The proposed method of concentration of the virus has the following advantages compared to analogues and prototype:
- increased efficiency of the method, because in contrast to the analogous methods, the claimed method uses a bio-affinity sorbent based on a viscoelastic non-fragile and hydrolytically stable PVA cryogel, therefore it is possible to concentrate the virus not only in the chromatographic (column) version, but also in reactors with sorbent mixing, which significantly intensifies mass transfer processes, those. the processability is improved;
- the versatility of the method is increased, since it is possible to concentrate, along with small, even the largest viruses (0.5 μm or more), while in the prototype method the matrix of the bioaffinity carrier is able to provide diffusion into its granules of only rather small (up to 0.08 microns) viruses; in addition, the versatility of the proposed method is also due to the possibility of simultaneous concentration and enzymatic modification of the virus, when the bio-affinity sorbent along with immobilized antibodies contains an immobilized modifying enzyme (enzymes);
- bioavailable sorbents based on PVA cryogel are inert and highly specific, they can be reused without significant specific activity, the polymer used to prepare the gel base is cheap and affordable.

Literature
1. H. Frenkel-Conrat. Chemistry and biology of viruses.// M., 1972, pp. 33-37.

 2. Ya. Turkova, Affinity chromatography, // M., 1980, pp. 5-14.

 3. Purification of measles virus by affinity chromatography and by ultracentrifufation: a comparative study // Njayou M., Quash G. // J. Yirol. Meth. - 1991, v. 32, N 1, p / 67-77.

 4. Separation and purification of biopolimers by affinity chromatography on controlled-pore silica gel./Colpan M. // Ger. offen.
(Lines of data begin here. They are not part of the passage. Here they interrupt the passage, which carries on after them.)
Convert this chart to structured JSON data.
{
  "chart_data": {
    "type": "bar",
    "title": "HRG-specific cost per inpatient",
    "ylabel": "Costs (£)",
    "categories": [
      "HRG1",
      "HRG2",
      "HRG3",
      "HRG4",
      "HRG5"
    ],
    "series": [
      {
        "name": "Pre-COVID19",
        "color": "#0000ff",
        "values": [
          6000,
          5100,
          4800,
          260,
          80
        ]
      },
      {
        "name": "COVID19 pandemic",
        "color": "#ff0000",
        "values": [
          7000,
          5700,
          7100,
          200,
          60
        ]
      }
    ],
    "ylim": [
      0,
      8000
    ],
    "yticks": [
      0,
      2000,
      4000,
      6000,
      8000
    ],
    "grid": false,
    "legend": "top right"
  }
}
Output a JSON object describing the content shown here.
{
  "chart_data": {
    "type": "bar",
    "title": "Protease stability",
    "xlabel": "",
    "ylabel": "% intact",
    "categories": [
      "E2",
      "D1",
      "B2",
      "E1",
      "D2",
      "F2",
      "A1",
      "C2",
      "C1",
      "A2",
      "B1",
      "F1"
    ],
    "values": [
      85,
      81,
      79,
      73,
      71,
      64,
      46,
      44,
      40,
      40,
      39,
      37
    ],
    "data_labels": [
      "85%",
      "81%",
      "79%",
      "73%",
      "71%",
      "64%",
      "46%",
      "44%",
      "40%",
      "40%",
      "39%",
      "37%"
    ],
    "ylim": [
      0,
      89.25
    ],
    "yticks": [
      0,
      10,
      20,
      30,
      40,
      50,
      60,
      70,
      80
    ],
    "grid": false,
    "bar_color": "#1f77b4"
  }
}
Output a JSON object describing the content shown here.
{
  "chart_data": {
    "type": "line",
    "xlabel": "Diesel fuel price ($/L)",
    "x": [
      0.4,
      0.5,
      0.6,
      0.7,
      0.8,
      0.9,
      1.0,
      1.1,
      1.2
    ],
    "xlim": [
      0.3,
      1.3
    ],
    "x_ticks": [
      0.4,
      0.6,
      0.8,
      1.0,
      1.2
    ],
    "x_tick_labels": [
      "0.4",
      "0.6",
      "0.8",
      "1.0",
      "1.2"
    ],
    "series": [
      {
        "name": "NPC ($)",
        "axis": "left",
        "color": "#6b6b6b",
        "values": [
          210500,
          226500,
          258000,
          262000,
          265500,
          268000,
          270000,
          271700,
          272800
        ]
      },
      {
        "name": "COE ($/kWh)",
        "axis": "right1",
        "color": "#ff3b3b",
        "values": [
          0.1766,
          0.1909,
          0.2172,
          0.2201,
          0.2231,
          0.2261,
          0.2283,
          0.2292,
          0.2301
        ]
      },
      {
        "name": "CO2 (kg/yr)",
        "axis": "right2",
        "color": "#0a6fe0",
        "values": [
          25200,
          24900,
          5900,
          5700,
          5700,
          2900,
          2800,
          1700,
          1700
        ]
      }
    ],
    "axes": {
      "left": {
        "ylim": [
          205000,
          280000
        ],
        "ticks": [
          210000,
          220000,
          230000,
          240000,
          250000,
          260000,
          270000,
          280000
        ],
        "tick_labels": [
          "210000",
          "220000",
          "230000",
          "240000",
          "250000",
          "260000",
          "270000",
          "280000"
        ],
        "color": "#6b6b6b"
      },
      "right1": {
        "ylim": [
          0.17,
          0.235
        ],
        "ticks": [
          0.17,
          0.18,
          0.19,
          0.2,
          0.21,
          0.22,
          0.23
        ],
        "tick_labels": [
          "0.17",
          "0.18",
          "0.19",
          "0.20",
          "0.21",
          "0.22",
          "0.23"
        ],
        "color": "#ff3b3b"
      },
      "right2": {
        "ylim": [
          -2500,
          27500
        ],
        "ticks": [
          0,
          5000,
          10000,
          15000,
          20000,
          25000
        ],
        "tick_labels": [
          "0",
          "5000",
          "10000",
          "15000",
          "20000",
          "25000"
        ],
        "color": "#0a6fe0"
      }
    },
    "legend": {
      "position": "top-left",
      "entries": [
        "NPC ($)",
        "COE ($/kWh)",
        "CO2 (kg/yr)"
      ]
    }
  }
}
DE 3627063, cl. B 01 D 15/08, 1988.

 5. Separation and purification of antigen for diagnosis of infectious bursa disease in chickens. Nagai Sh., Otaki Y., Ueda S., JP 63210775, cl. G 01 N 33/569, 1989.

 6. The use of polyvinyl alcohol cryogels in biotechnology. Review of literature data. // Lozinsky V.I., Vakula A.V., Zubov A.L.// Biotechnology, N 4, 1992, p. 5-14.

Claims (2)

 1. The method of concentration of the virus, including its binding by a bio-affinity sorbent containing antibodies to the virus, immobilized on a polymer basis, washing and subsequent desorption, characterized in that the polyvinyl alcohol cryogel with a pore size of 0.04 - 2 is used as the polymer base of the bio-affinity sorbent, 0 microns.  2. The method according to claim 1, characterized in that the binding of the virus is carried out using a bio-affinity sorbent containing, along with antibodies, immobilized virus-modifying enzymes.